Long-term control of HIV by CCR5 delta32/delta32 stem-cell transplantation Hütter, G. et al. N. Engl. J. Med. 360, 692–698 (2009)

Antiretroviral therapies have proven useful in delaying the progression to AIDS in people infected with HIV, but long-term treatment can result in serious side effects, and the virus can become resistant to such therapies. It is well established that people who are homozygous for the Δ32 allele of CCR5 (CC-chemokine receptor 5) have cells that do not express this receptor and are resistant to infection with the R5 strains of HIV, even when they have been exposed to the virus many times. Hütter and colleagues built on this knowledge to test a new approach for treating HIV infection. They treated an HIV-positive patient with acute myeloid leukaemia using transplanted stem cells from a donor who was homozygous for the CCR5 Δ32 allele. Antiretroviral therapy was discontinued, but the patient remained free of detectable virus in the bloodstream and had no recurrence of leukaemia up to 20 months after the transplant. Furthermore, the CD4+ T-cell count returned to the normal range.

Innate immunity

Cytosolic viral sensor RIG-I is a 5′-triphosphate-dependent translocase on double-stranded RNA Myong S. et al. Science 323, 1070–1074 (2009)

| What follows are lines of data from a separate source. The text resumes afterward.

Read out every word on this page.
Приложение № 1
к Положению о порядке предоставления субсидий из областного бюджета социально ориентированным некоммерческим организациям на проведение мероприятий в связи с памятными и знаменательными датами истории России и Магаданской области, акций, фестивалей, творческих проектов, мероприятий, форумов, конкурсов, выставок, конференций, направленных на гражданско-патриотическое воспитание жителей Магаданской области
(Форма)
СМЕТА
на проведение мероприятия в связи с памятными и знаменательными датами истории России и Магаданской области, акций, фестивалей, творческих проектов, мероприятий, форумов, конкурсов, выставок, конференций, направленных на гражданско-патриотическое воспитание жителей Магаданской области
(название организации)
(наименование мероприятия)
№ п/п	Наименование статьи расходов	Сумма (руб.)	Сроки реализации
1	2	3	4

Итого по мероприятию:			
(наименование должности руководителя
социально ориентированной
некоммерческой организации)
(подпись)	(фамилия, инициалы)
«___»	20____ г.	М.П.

Retinoic acid-inducible gene I (RIG-I) is a cytosolic viral sensor that detects RNA, leading to the induction of type I interferon expression. Known pathogen-associated molecular patterns for RIG-I include viral RNA 5′-triphosphates and double-stranded RNA (dsRNA) itself, but it is unclear whether RIG-I integrates such signals or whether they trigger RIG-I independently. The results from this study suggest that RIG-I does indeed integrate the two signals — recognition of 5′-triphosphates by RIG-I leads to RIG-I dimerization and activation of a translocase domain, such that RIG-I then preferentially translocates on dsRNA in cis. The authors propose that this induces a signalling conformation in RIG-I. So, integration of these two viral molecular patterns might be a means by which RIG-I verifies the specificity for viral RNA.

Tolerance

MerTK regulates thymic selection of autoreactive T cells Wallet, M. A. et al. Proc. Natl Acad. Sci. USA 27 Feb 2009 (doi: 10.1073/pnas.0900683106)

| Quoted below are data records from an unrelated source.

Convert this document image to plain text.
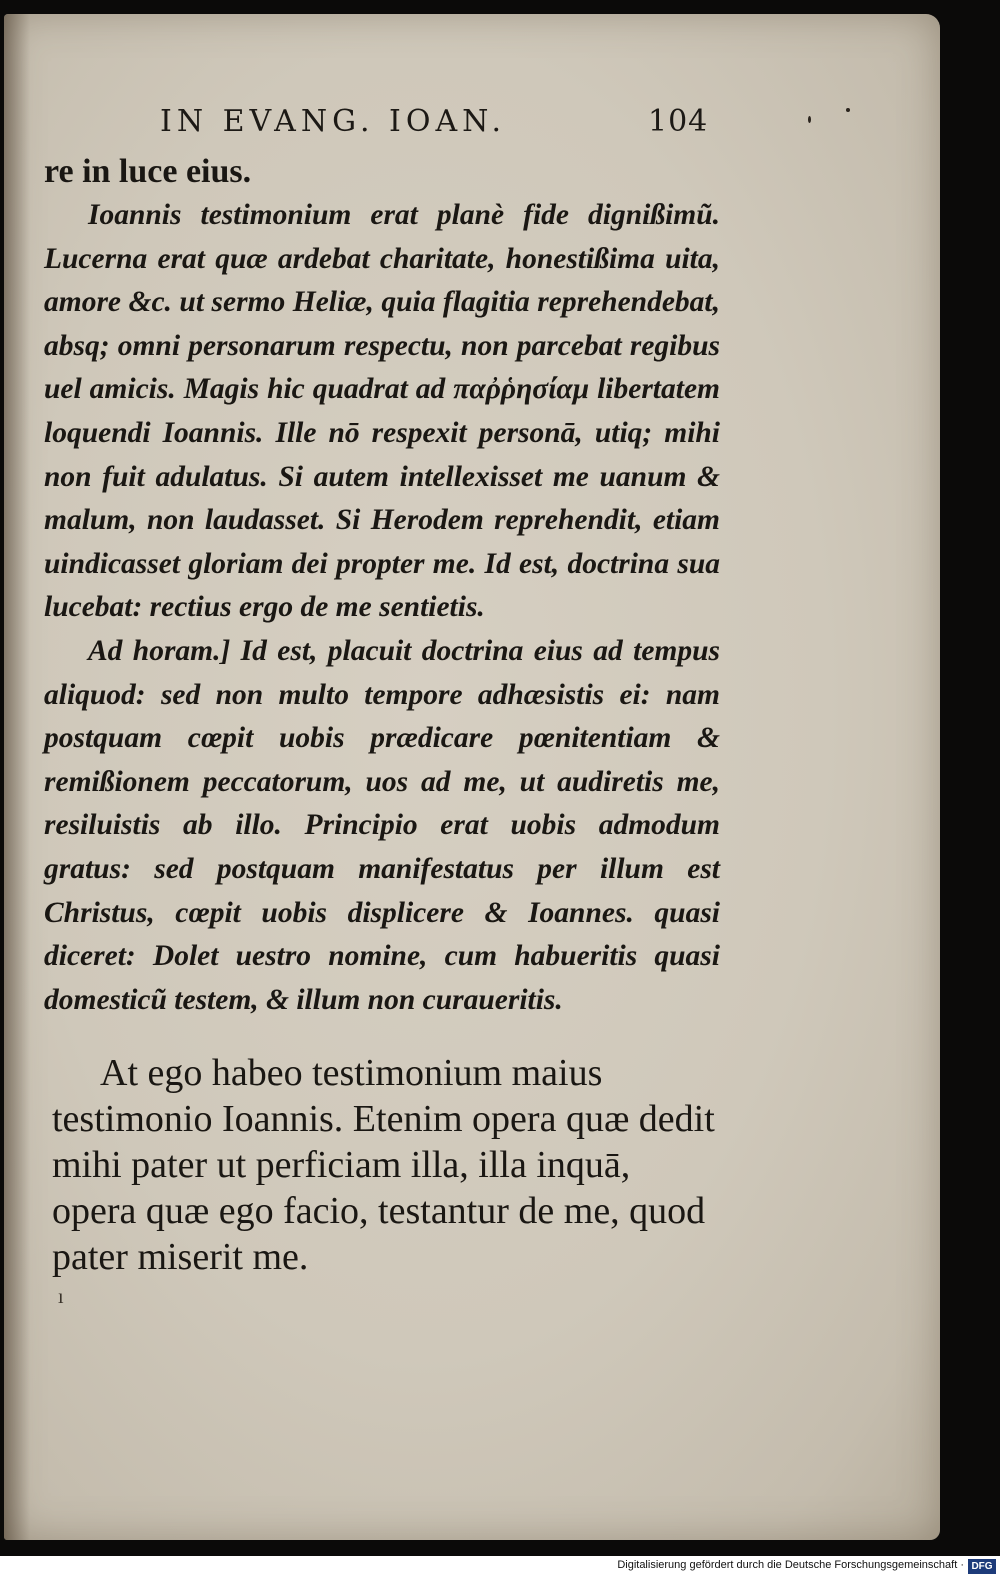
IN EVANG. IOAN.	104
re in luce eius.

Ioannis testimonium erat planè fide dignißimũ. Lucerna erat quæ ardebat charitate, honestißima uita, amore &c. ut sermo Heliæ, quia flagitia reprehendebat, absq; omni personarum respectu, non parcebat regibus uel amicis. Magis hic quadrat ad παῤῥησίαμ libertatem loquendi Ioannis. Ille nō respexit personā, utiq; mihi non fuit adulatus. Si autem intellexisset me uanum & malum, non laudasset. Si Herodem reprehendit, etiam uindicasset gloriam dei propter me. Id est, doctrina sua lucebat: rectius ergo de me sentietis.

Ad horam.] Id est, placuit doctrina eius ad tempus aliquod: sed non multo tempore adhæsistis ei: nam postquam cœpit uobis prædicare pœnitentiam & remißionem peccatorum, uos ad me, ut audiretis me, resiluistis ab illo. Principio erat uobis admodum gratus: sed postquam manifestatus per illum est Christus, cœpit uobis displicere & Ioannes. quasi diceret: Dolet uestro nomine, cum habueritis quasi domesticũ testem, & illum non curaueritis.

At ego habeo testimonium maius testimonio Ioannis. Etenim opera quæ dedit mihi pater ut perficiam illa, illa inquā, opera quæ ego facio, testantur de me, quod pater miserit me.

ı
Digitalisierung gefördert durch die Deutsche Forschungsgemeinschaft · DFG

The gene encoding the receptor tyrosine kinase MER (Mertk) is found in the type 1 diabetes genetic susceptibility locus in mice. To investigate the role of MER in diabetes, Wallet et al. generated non-obese diabetic (NOD) mice that lack functional MER. In contrast to MER-sufficient NOD mice, the mutant mice did not develop diabetes. Few T cells infiltrated the pancreatic islets of Mertk−/− NOD mice, and of these, the percentage of cells specific for diabetogenic β-cell antigens was reduced, suggesting that autoreactive T cells might have been deleted from the repertoire of these mice. Using fetal thymic organ cultures established from Merkt−/− or Merkt+/− NOD mouse embryos, the authors confirmed that autoreactive Merkt−/− thymocytes were more efficiently deleted than autoreactive Merkt+/− thymocytes. This was due to the enhanced capacity of Merkt−/− thymic dendritic cells to promote negative selection, thereby supporting a new role for MER in the regulation of negative selection and susceptibility to type 1 diabetes.